The City of Costa Mesa's event calendar advertises free Concerts in the Park on Tuesdays in July, with this year’s shows slated for July 7, 14, 21 and 28. Preshow activities are scheduled to start around 5 p.m., and the music is set to begin at about 6 p.m.

The Costa Mesa Foundation produces the series with support from the city’s Parks and Community Services department, and the summer staple has been drawing families for more than a decade. As reported by the Los Angeles Times, this month’s headliners include Sega Genecide, Tijuana Dogs on July 21 and Common Sense on July 28. Organizers say proceeds from the beer garden and vendor booths help fund local school groups and clubs. Fans of the current setup lean hard on that fundraising angle when arguing the concerts should stay at Fairview.

What wildlife is at risk

The Fairview Park master‑plan update and related city materials identify more than 20 rare or at‑risk species that use the park, including the federally threatened coastal California gnatcatcher. According to city documents, the area contains coastal sage scrub, vernal pools and other sensitive habitat that ongoing restoration efforts are supposed to protect. The city’s ecological restoration page also describes habitat recovery and monitoring programs aimed at reducing the impacts of public use while boosting native plants and pollinators.

Commission pushes for a public conversation

At a June 11 meeting of the Parks and Community Services Commission, Commissioner Cristian Garcia Arcos asked that the concert series be specifically flagged in the panel’s annual presentation to the City Council. The commission approved the draft, with his amendments included, on a 7‑0 vote.

Commissioner Elizabeth “Liz” Dorn Parker told the Los Angeles Times, “We can’t be protecting our park for nesting (birds) and then we go and destroy that with these lovely concerts.” Fellow Commissioner Jake Husen said “protecting the animals is really paramount,” while also warning that moving the concert series could change its well‑known family‑friendly atmosphere.

Legal and next steps

Any decision on relocating or reworking the event will have to thread a legal needle. The coastal California gnatcatcher is listed as federally threatened under the Endangered Species Act, according to the U.S. Fish and Wildlife Service, and state agencies such as the California Department of Fish and Wildlife are typically consulted when protected habitat is in play.

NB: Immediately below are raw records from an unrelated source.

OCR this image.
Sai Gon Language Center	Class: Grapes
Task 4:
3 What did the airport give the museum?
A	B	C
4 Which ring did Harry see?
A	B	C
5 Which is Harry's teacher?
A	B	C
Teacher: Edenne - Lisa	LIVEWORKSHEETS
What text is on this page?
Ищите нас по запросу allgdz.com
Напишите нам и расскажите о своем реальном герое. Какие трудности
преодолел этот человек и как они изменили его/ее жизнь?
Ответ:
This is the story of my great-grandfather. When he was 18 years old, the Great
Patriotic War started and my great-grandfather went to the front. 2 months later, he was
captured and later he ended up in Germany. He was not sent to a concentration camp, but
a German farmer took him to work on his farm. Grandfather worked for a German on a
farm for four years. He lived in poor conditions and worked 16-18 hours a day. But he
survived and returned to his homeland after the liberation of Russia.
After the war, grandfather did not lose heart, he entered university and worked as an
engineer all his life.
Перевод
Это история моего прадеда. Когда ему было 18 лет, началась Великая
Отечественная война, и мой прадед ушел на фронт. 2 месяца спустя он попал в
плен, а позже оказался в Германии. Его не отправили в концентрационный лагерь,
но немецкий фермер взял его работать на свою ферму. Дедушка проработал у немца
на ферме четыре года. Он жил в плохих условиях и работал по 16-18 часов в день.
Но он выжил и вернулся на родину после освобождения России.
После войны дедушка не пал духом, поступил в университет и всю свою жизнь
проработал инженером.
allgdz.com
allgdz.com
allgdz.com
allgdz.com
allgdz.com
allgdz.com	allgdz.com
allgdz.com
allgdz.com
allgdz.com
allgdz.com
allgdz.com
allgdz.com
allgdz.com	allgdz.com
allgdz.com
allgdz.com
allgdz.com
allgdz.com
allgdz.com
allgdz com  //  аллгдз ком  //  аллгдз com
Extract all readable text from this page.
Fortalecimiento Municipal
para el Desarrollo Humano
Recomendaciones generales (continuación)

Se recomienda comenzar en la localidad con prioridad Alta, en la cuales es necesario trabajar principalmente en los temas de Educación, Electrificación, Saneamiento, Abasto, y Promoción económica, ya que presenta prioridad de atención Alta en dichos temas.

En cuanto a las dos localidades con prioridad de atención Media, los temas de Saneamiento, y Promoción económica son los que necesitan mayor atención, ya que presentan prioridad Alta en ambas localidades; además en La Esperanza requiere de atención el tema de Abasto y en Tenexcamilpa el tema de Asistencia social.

The Fairview Park master‑plan update and meeting records show city staff trying to balance restoration goals, public access and obligations under CEQA while officials debate potential venue changes. Commissioners say they intend to include the concerts in their August presentation to the City Council and to pursue broader public outreach before suggesting any policy shifts that could move, shrink or reshape the summer shows.